In other sections, she writes movingly about those who came before her - her grandmother, who arrived in the United States with her family's brass candlesticks sewn into her coat lining, and her own mother, with minimal Jewish learning, who knew instinctively how to care for her dear friend Eleanor, who was dying.

"She knew from the start how to provide comfort care," writes Lederman, "the kind that in its early stages took the form of a pot of chicken soup and a brisket big enough to feed the neighborhood but ended with the stroking of a barely conscious forehead covered in sweat.

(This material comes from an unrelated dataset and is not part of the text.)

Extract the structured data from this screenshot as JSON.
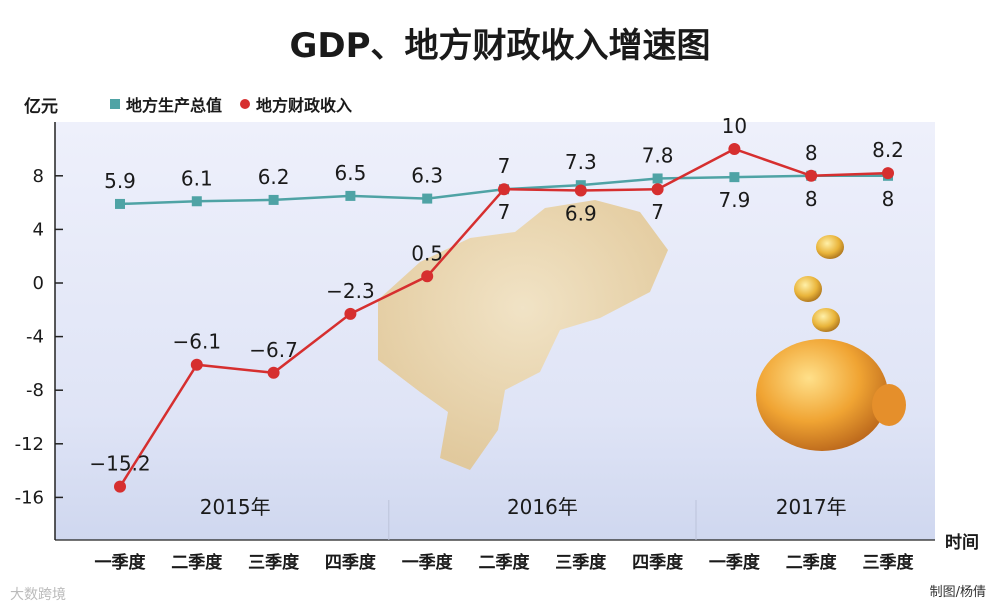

She understood instinctively that visiting the sick, or bikur cholim, often meant sitting quietly by Eleanor's bedside, asking nothing, just giving her friend the sense that she didn't have to bear her sickness alone."

And in the last selection in the book, Lederman writes of an irreligious aunt who surprisingly asks Lederman to say kaddish for her when she dies.

"I don't want to die without being remembered in the way that my parents were remembered before me," Aunt Gen says poignantly.

It is Lederman's inherent respect for the many levels of Jewish being and doing that make the book come alive - and makes her message resonate.

Lederman, who speaks often in the Valley and whose columns appear in Jewish News, says she sees a resurgence of interest in Jewish learning that attracts those from a variety of ages, lifestyles and background. Students learn from each other, but ultimately, each must find his or her own way.

"There is a deep need to personalize Judaism, to make it personal in a very real way," she says.

Denominational labels are an unnecessary impediment, says Lederman, who describes herself as "an evolving Jew."

She says she seeks to encourage her readers and her students to start learning about Judaism from wherever they are.

"You don't have to be anything or do anything to start on a journey," she says.

"It is the search that is important."

"To Life! Jewish Reflections on Everyday Living" is available through Lederman's Web site, www.amyhirshberglederman.com or at amazon.com.